This post was co-written with AI assistance. All technical testing, troubleshooting, and real-world insights are from the author's direct experience. AI helped with structure, clarity, and documentation formatting.

Overview​

GLXTCH is a Discord bot for a primarily New Zealand tech community. One of its features lets senior members @-mention the bot to research an external topic β€” a news story, a definition, a current event β€” and get back a short, bot-voiced summary. Under the hood it runs a web search via the Tavily API and then summarises the results with a Claude Haiku model on Amazon Bedrock.

The feature worked, but the results were repeatedly bad for exactly the kind of query it exists to answer. Asking "Why is Dave Letele in trouble in the news?" β€” Dave Letele being a well-known New Zealand boxer-turned-social-advocate β€” returned noise, and the summary faithfully described that noise. It happened more than once.

This is a write-up of what the pipeline actually does, why the results were wrong, the fix across three layers, and the evaluation harness now standing guard so it doesn't regress.

The short version

Tavily was never the problem β€” it returns excellent New Zealand results when asked correctly. The failures were upstream, in how the query was constructed and how the results were judged.


Background: what the pipeline does​

Understanding the failure needs the shape of the pipeline. A senior @-mention flows through four stages:

  1. Intent gate (Claude Haiku). The raw member message is untrusted, so a classifier decides whether it's a legitimate research request at all, and if so emits a web-search-optimised query string. Its output is JSON: { allowed, topic, searchQuery }. topic is news or general; searchQuery is a keyword string, not the member's full sentence.

  2. Search (Tavily). The searchQuery is sent to Tavily's /search endpoint. Tavily is a search API built for LLM pipelines β€” you give it a query and options, it returns ranked results with title, URL, and a content snippet already extracted from each page. The options that matter here:

    • topic: news with time_range: week for current-events queries,
    • include_domains to restrict results to a set of sites (e.g. NZ news outlets),
    • search_depth: basic | advanced,
    • country to bias ranking.
  3. Relevance check + retry. The bot doesn't trust the first result set blindly. A set of heuristics (resultsLookWeak) decides whether the results look on-topic and geographically right. If they look weak, it retries with a different query/option combination β€” for example, wrapping the entity in quotes and pinning include_domains to NZ news sites. It keeps the best set it saw.
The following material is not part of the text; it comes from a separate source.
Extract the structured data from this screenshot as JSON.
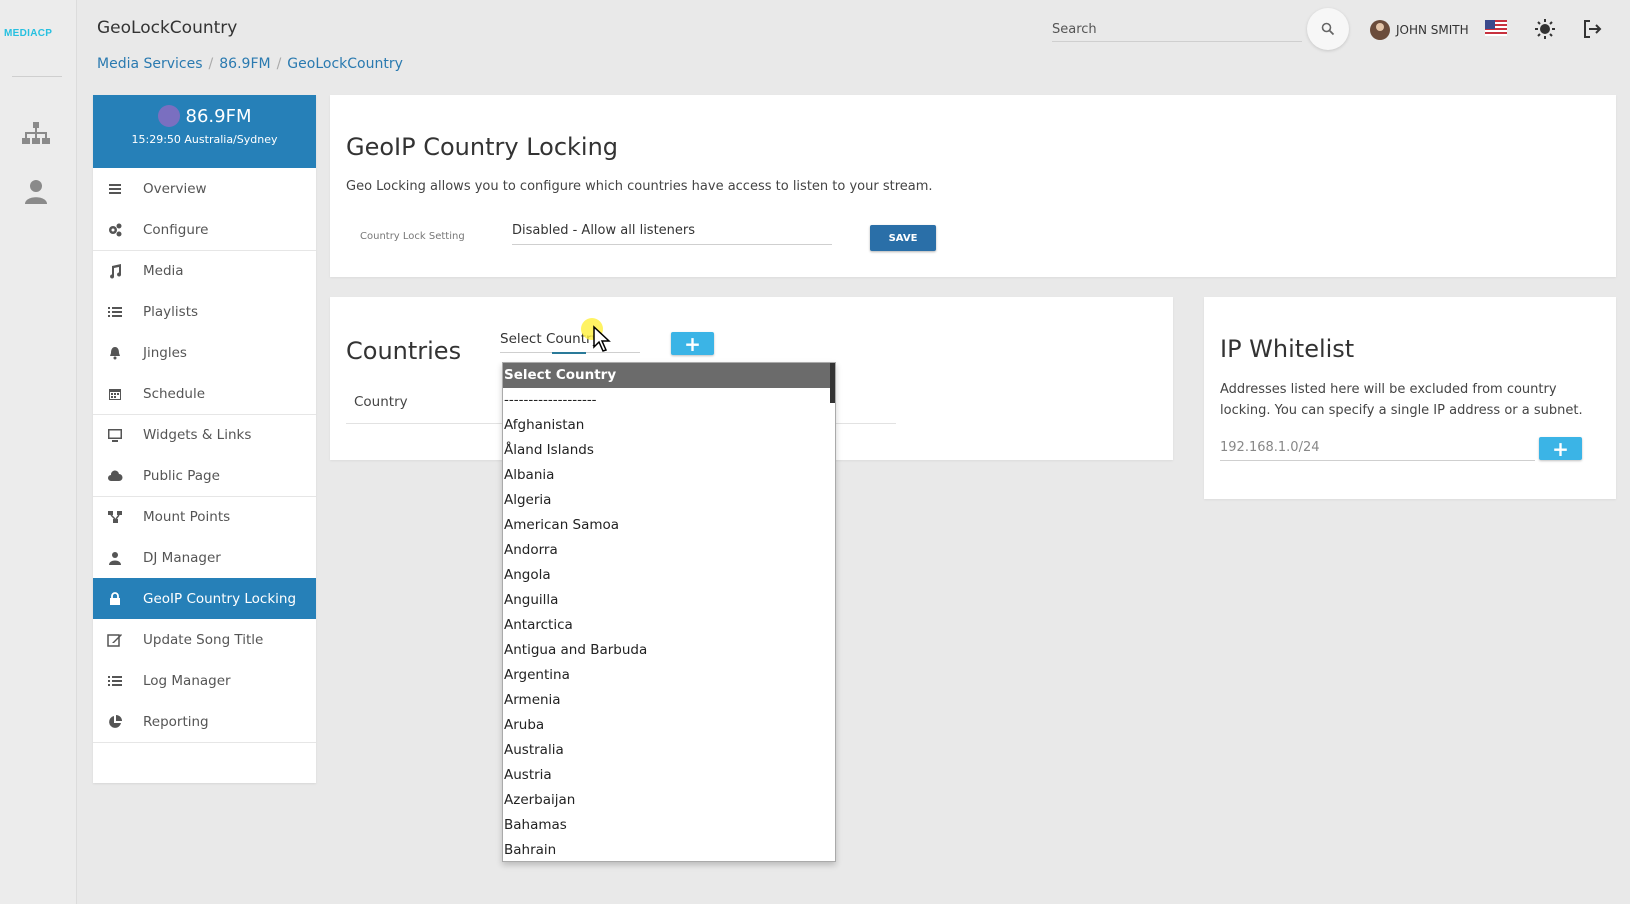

  4. Summarise (Claude Haiku). The winning results are handed to a second Haiku call that writes the member-facing reply in the bot's voice. Critically, this call is grounded only on the Tavily snippets β€” it's instructed to state facts supported by the search results and nothing else.

That last point is the whole reason bad search is so damaging. The summariser is doing its job correctly: it summarises what it's given. If stage 2 hands it articles about the Golden State Warriors, it will write an accurate, well-voiced summary about the wrong Warriors.

Garbage in, garbage out β€” and the garbage looks polished on the way out

A grounded summariser faithfully reflects whatever retrieval hands it. Bad search doesn't produce an obviously broken reply; it produces a confident, well-voiced, wrong one. That's why the symptom presented as "the summary is bad" when the actual fault was two stages upstream.


The symptom​

Two queries reproduced it reliably:

  • "Why is Dave Letele in trouble in the news?" β†’ results drifted toward unrelated US "Dave" figures instead of the NZ story (Letele taking over the embattled supplement retailer NZ Muscle).
  • "Why are the Warriors in the news?" β†’ results were the Golden State Warriors (NBA, LeBron James trade rumours), not the NZ Warriors (NRL rugby league).

And they passed the bot's own relevance check as "clean" β€” so no retry fired, and the wrong results went straight to the summariser.


Investigation​

Guessing at an LLM pipeline is a waste of time; the fix has to be measured. So the first step was a throwaway harness that ran the real pipeline β€” real classifier, real Tavily β€” over a batch of queries and printed, per query: the classifier's searchQuery, whether it anchored New Zealand, how many results came from NZ domains, and the resultsLookWeak verdict.

The query set was deliberately weighted toward the danger zone: NZ entities that share a name with a better-known foreign entity. New Zealand sport is full of them:

NZ entityForeign namesake
Warriors (NRL)Golden State Warriors (NBA)
Chiefs (Super Rugby)Kansas City Chiefs (NFL)
Hurricanes (Super Rugby)Carolina Hurricanes (NHL)
Phoenix (Wellington Phoenix, football)Phoenix Suns (NBA)

Plus common-word NZ brands (Spark, Contact, Vector), NZ public figures, and a control group of unambiguously-NZ entities (All Blacks, Silver Ferns) that should always pass.

The one metric that cracked it: SUSPECT

The harness added a single boolean detector for the precise failure mode β€” a news query that passed the relevance check as "clean" but returned zero NZ-domain results. That's a wrong-country result sailing through undetected. This one flag turned a vague "results are bad sometimes" into "2 of 20, here they are."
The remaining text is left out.